HOLLAND, Mich. – Since buying First Class Seating just three years ago, and aided by a cultural trend toward a more immersive movie-viewing experience, Chuck Reid has built up his company's staff from 15 to 40.
First Class Seating, recently featured in the New York Times, is a Michigan-based manufacturer of oversized leather seats equipped with motorized recliners for movie theaters.
Now, proposed trade tariffs from President-elect Donald Trump could negatively impact First Class Seating and other American manufacturers who import goods from China.
Trump, who won the White House in part by promising to bring manufacturing jobs back to the U.S., has established China as a symbol of unfair trade practices and has threatened to implement 45 percent tariffs on imports from the country.
The tariffs could be a burden to companies who manufacture their products in America, but import a part of their supply chain from China.

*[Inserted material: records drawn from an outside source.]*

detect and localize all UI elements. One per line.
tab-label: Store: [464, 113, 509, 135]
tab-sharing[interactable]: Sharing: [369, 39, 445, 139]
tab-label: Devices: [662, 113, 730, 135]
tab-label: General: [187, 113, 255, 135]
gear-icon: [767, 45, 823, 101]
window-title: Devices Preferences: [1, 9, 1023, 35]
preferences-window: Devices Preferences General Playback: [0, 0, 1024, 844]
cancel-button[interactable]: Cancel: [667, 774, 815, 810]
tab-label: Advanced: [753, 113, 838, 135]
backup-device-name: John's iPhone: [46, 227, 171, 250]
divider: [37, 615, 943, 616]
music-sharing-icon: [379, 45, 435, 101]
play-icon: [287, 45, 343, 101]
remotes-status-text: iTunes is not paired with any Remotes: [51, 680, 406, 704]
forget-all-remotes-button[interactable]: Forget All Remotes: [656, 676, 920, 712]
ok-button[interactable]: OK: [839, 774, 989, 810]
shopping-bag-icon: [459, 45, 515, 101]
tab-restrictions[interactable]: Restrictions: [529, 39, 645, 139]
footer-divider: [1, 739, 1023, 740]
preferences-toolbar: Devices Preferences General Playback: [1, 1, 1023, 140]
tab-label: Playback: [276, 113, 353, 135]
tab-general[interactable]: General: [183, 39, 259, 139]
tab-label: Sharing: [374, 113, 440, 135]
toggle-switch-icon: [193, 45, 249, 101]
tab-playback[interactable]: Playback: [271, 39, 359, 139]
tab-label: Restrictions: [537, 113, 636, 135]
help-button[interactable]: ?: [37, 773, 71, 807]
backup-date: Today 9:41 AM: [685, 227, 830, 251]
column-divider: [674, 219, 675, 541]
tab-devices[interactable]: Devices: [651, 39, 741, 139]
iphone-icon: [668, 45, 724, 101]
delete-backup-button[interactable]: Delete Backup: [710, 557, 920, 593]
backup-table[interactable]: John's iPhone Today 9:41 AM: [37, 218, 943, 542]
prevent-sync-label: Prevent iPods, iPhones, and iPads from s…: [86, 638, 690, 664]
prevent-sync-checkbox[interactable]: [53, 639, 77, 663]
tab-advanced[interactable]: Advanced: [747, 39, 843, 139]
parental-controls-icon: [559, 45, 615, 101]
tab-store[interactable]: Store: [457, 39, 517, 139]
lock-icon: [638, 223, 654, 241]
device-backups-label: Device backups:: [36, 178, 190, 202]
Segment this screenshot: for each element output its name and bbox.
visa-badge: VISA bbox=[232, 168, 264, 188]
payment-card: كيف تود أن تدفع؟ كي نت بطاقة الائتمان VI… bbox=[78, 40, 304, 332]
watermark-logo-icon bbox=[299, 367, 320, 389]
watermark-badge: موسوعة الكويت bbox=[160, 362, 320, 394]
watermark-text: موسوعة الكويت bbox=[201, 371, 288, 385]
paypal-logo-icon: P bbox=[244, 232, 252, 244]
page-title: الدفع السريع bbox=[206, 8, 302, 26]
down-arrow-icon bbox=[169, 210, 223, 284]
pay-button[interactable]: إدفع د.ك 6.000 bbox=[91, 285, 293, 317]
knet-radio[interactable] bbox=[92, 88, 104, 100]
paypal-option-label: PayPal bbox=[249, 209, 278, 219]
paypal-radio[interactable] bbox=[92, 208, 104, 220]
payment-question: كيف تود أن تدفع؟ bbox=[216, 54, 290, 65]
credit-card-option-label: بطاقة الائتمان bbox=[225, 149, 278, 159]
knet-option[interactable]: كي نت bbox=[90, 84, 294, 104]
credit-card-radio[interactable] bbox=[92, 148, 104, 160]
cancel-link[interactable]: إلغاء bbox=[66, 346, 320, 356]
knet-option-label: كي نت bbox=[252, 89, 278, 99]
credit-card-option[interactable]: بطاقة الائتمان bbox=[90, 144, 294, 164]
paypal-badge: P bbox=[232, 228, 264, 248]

Reid estimates that a 45 percent tariff could raise manufacturing costs at his shop by as much as 20 percent.
Reid says that while tariff would be even worse for his competitors who import more from China, his company would be weak to competition from Mexico and Australia, who would be free to utilize China’s supply chain without fear.
Trump’s economic advisor Peter Navarro told the New York Times in an email that imposing steep Chinese tariffs was a necessary step in addressing the trade deficit with China, which reached $365 billion in 2015.
Navarro described the tariffs as an opening gambit, not an endgame, to bring trade back into balance.